Today is the day my life starts over. I’m 42, fat, disabled, and pissed off! I can’t change my age or my disability so let’s see what I can do about fat and pissed off. The only god thing in my life is my wife Patty. We have been together for 22 years now and we have grown up and out together. She’ll kill me for this but the truth is we got fat together over the last 22 years. At this point it just has to stop!
Today I am 42, 6’2″ and 289 pounds. Yikes! How did my weight get this far out of control? I like to try and tell myself it’s because I can’t really walk (bad leg) and sit in front of a computer 10 hours a day. I think it’s time to admit I eat too much. I mainly eat the wrong foods. You should never eat cheese for breakfast! I mean cream cheese on a bagel maybe….. but then that is not what I meant. I make bad choices but as I just looked in my fridge I could not see one thing that would be a good choice. I’m not sure what a good choice is to be honest….
I love to cook and I’m pretty good at it. I eat food that tastes good because it makes me happy. Little in my life lately makes me happy right now. I quit smoking a year ago to try to make my life better. I don’t feel one bit better. I’m just pissed off all the time now. Cigarettes used to calm me down. They are great at that. What it really is, you jsut get a timeout while you’re smoking. It’s just 7 minutes of peace and quiet. Now I don’t have that happy time so I’m just pissed off a lot. Still, I’ll stay quit this time. Logic tells me this is for the best. It was pretty easy to quit too. I just quit… no patch, no gum and BS. I just wanted to so I did. I smoked for 25 years too. If you want it bad enough you can make it happen. Now I want something else. To be happy again…
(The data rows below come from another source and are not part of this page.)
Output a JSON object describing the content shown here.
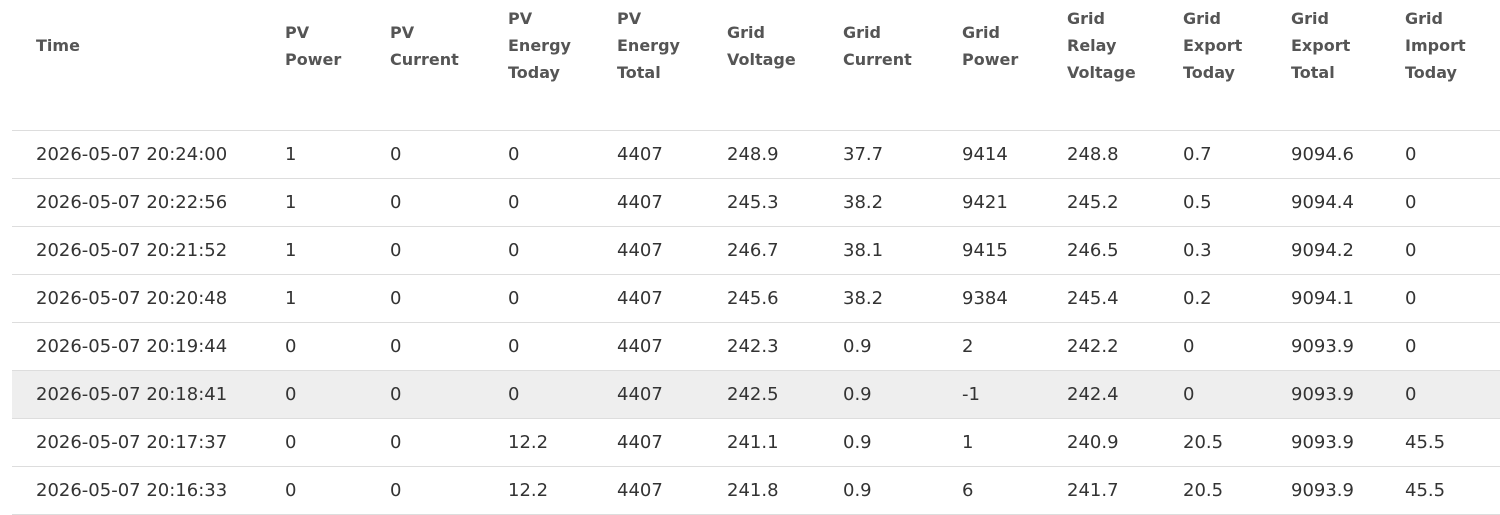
{
  "table": {
    "columns": [
      "Time",
      "PV Power",
      "PV Current",
      "PV Energy Today",
      "PV Energy Total",
      "Grid Voltage",
      "Grid Current",
      "Grid Power",
      "Grid Relay Voltage",
      "Grid Export Today",
      "Grid Export Total",
      "Grid Import Today"
    ],
    "rows": [
      [
        "2026-05-07 20:24:00",
        1,
        0,
        0,
        4407,
        248.9,
        37.7,
        9414,
        248.8,
        0.7,
        9094.6,
        0
      ],
      [
        "2026-05-07 20:22:56",
        1,
        0,
        0,
        4407,
        245.3,
        38.2,
        9421,
        245.2,
        0.5,
        9094.4,
        0
      ],
      [
        "2026-05-07 20:21:52",
        1,
        0,
        0,
        4407,
        246.7,
        38.1,
        9415,
        246.5,
        0.3,
        9094.2,
        0
      ],
      [
        "2026-05-07 20:20:48",
        1,
        0,
        0,
        4407,
        245.6,
        38.2,
        9384,
        245.4,
        0.2,
        9094.1,
        0
      ],
      [
        "2026-05-07 20:19:44",
        0,
        0,
        0,
        4407,
        242.3,
        0.9,
        2,
        242.2,
        0,
        9093.9,
        0
      ],
      [
        "2026-05-07 20:18:41",
        0,
        0,
        0,
        4407,
        242.5,
        0.9,
        -1,
        242.4,
        0,
        9093.9,
        0
      ],
      [
        "2026-05-07 20:17:37",
        0,
        0,
        12.2,
        4407,
        241.1,
        0.9,
        1,
        240.9,
        20.5,
        9093.9,
        45.5
      ],
      [
        "2026-05-07 20:16:33",
        0,
        0,
        12.2,
        4407,
        241.8,
        0.9,
        6,
        241.7,
        20.5,
        9093.9,
        45.5
      ]
    ]
  }
}
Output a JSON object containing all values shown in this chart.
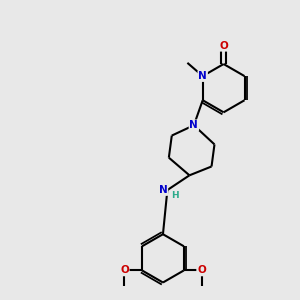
{
  "background_color": "#e8e8e8",
  "atom_colors": {
    "N": "#0000cc",
    "O": "#cc0000",
    "C": "#000000",
    "H": "#2aaa8a"
  },
  "bond_color": "#000000",
  "bond_width": 1.5,
  "dbo": 0.08,
  "figsize": [
    3.0,
    3.0
  ],
  "dpi": 100
}
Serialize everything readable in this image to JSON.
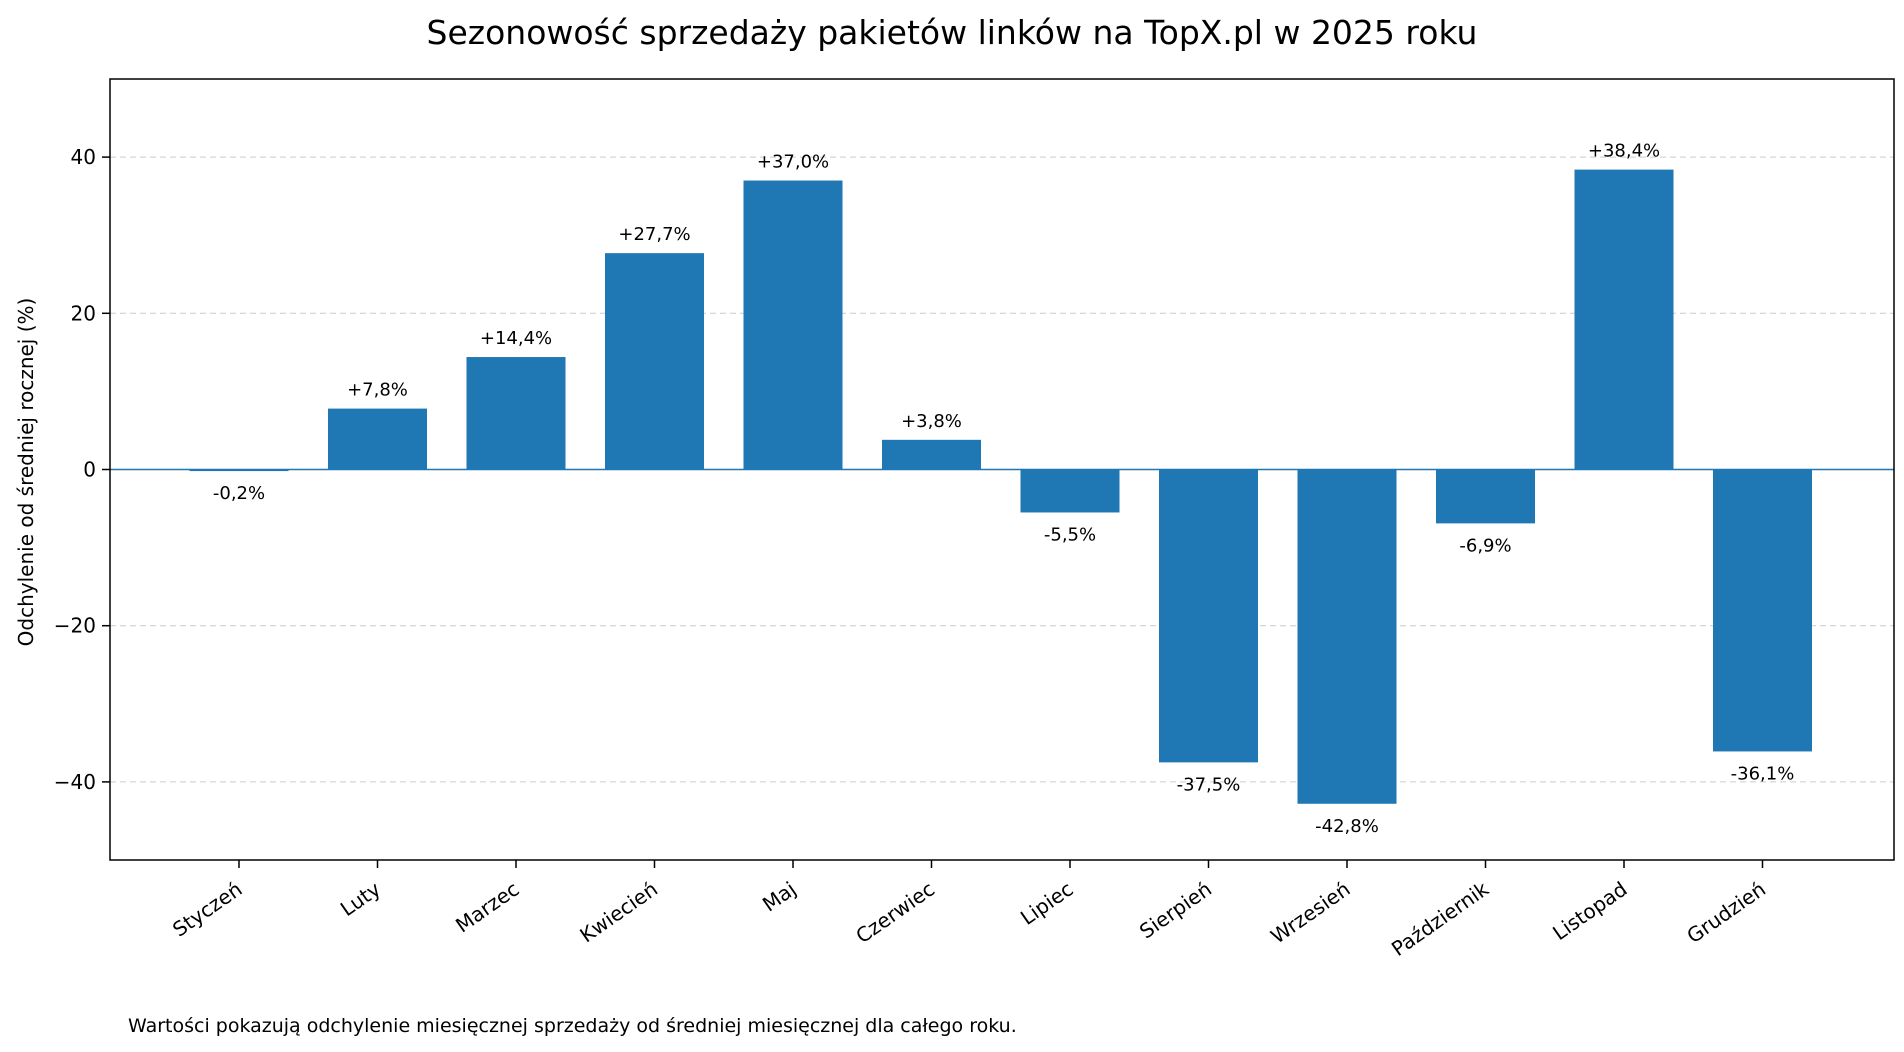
{
  "chart_data": {
    "type": "bar",
    "title": "Sezonowość sprzedaży pakietów linków na TopX.pl w 2025 roku",
    "xlabel": "",
    "ylabel": "Odchylenie od średniej rocznej (%)",
    "ylim": [
      -50,
      50
    ],
    "yticks": [
      40,
      20,
      0,
      -20,
      -40
    ],
    "ytick_labels": [
      "40",
      "20",
      "0",
      "−20",
      "−40"
    ],
    "grid": "horizontal-dashed",
    "categories": [
      "Styczeń",
      "Luty",
      "Marzec",
      "Kwiecień",
      "Maj",
      "Czerwiec",
      "Lipiec",
      "Sierpień",
      "Wrzesień",
      "Październik",
      "Listopad",
      "Grudzień"
    ],
    "values": [
      -0.2,
      7.8,
      14.4,
      27.7,
      37.0,
      3.8,
      -5.5,
      -37.5,
      -42.8,
      -6.9,
      38.4,
      -36.1
    ],
    "data_labels": [
      "-0,2%",
      "+7,8%",
      "+14,4%",
      "+27,7%",
      "+37,0%",
      "+3,8%",
      "-5,5%",
      "-37,5%",
      "-42,8%",
      "-6,9%",
      "+38,4%",
      "-36,1%"
    ],
    "bar_color": "#1f77b4",
    "footnote": "Wartości pokazują odchylenie miesięcznej sprzedaży od średniej miesięcznej dla całego roku."
  }
}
So, this whole I’m pissed off thing keeps coming up a lot. I think I’m mad because my life is not exactly how I thought it would be at this point. I’m always broke, never go out or have any fun, I’m in constant pain and we live in the same crappy apartment for the past 18 years. The fact I’m fat is just the icing on the cake but it’s the one thing I can control so that’s where I’m going to start. I quit smoking by simply wanting to so I should be able to lose weight the same way, right? Wrong… For that all I had to do was not pick up a cigarette. I can’t just not eat to lose weight. I have to eat the right foods and in the right amounts. That will take some new thinking on my part. I’m not sure how to do that yet.